Put on your dark glasses and indulge in armchair travel with Jeff Siger’s Murder in Mykonos, the first of the Chief Inspector Andreas Kaldis mysteries, all set in Greece. Unpopular with the powers that be, Kaldis is sent to peaceful, tourist haven Mykonos. When two young women are murdered, the pressure is on, not only to solve the murders, but also to save the island’s tourist industry.
Femi Kayode’s Lightseekers is a stunning debut. The first line paints the scene: ‘The October sun is as hot as the blood of the angry mob.’ Three young men are mercilessly beaten before being set alight. The question is not who committed the crime, but why and who was behind it. One of the grieving fathers hires Philip Taiwo, an investigative psychologist who specialises in the motives behind crimes and mob violence. He soon finds he’s taken on far more than he bargained for.
Step back a hundred years and meet Perveen Mistry, Bombay’s only female lawyer, as she makes her debut in Sujata Massey’s multiple-award-winning The Widows of Malabar Hill. When she raises questions about the validity of a will, Mistry is thrown into the complexity of religious and legal diversity in a country struggling to free itself of British rule.
The Missing American is the first novel in Kwei Quartey’s new series featuring female private investigator, Emma Djan. The plot revolves around the activities of the young men who make fortunes scamming people on the internet with the assistance of witchcraft from traditional priests. Along the way, one of their targets goes missing. Emma has to find out how and why. It’s up for an Edgar award this year.

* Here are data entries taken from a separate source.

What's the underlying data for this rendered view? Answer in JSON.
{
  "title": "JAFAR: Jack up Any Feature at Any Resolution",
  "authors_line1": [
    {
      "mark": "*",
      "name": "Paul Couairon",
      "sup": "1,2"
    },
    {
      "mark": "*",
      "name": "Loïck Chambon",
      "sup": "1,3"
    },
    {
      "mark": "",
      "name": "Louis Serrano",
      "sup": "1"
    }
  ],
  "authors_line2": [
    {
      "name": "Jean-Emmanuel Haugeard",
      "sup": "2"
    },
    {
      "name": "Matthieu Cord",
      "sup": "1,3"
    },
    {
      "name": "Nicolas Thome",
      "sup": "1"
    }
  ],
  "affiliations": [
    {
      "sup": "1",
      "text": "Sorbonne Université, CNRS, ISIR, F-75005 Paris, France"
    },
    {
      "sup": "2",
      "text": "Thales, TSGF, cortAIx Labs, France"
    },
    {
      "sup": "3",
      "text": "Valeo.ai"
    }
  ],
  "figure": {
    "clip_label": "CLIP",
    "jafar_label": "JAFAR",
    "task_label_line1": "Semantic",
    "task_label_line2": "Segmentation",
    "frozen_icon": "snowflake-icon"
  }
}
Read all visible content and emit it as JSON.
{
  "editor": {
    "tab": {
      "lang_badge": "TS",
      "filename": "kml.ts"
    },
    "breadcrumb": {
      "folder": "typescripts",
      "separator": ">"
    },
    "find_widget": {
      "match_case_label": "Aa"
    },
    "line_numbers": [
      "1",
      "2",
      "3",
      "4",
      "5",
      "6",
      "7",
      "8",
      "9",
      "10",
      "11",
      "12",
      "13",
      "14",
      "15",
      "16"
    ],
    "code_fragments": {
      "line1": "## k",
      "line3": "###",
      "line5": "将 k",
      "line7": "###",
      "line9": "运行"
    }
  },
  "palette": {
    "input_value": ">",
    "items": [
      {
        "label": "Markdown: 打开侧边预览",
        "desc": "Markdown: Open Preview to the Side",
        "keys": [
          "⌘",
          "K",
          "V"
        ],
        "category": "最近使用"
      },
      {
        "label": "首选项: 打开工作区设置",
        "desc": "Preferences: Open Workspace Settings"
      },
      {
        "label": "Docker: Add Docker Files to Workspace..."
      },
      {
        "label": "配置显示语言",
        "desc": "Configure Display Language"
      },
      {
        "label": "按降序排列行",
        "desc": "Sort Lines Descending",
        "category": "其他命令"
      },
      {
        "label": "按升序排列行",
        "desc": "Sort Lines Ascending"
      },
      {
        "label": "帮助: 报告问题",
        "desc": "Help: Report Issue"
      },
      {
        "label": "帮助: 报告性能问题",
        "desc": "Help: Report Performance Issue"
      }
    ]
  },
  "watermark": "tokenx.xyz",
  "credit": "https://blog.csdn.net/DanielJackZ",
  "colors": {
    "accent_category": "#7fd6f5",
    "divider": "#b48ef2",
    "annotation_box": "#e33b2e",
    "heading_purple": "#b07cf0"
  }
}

Step back another hundred years, and watch Investigator Yashim become embroiled in a plot to overthrow the Ottoman Empire in Edgar-winning The Janissary Tree by Jason Goodwin, the first of five Investigator Yashim novels. You will be able to hear the sights and sounds of the city, smell the spices of the souk, as the wily inspector plies his trade.
Mike Nicol’s crime fiction is a treat. Take Power Play. Staccato prose, tense plotting, intriguing characters. Don’t even think of crossing one of Nicol’s villains. The sun beats down on beautiful Cape Town, but this isn’t the city tourists see. Abalone smugglers. Secret agents with hidden agendas. Chinese smugglers. Rival gangs for whom murder is just part of the job. And a nod to Shakespeare thrown in.
In Ned-Kelly-Award-winner Candice Fox’s first novel in her Crimson Lake series, itself titled Crimson Lake, ex-detective, Ted Conkaffey, teams up with private investigator and convicted murderer, Amanda Pharrell, to help her solve a case of deception and obsession. What a pair! Beware of crocodiles when you set out your deck chair on the beach to read the story.
Pick up Jonathon King’s Edgar-Award-winning The Blue Edge of Midnight, the first of the Max Freeman Mysteries. Ex-cop Freeman exiles himself to the steamy Florida Everglades, wracked with guilt over the death of a twelve-year-old. When he finds the body of a young girl in the swamp, he becomes the prime suspect and has to dig into his own past to prove his innocence.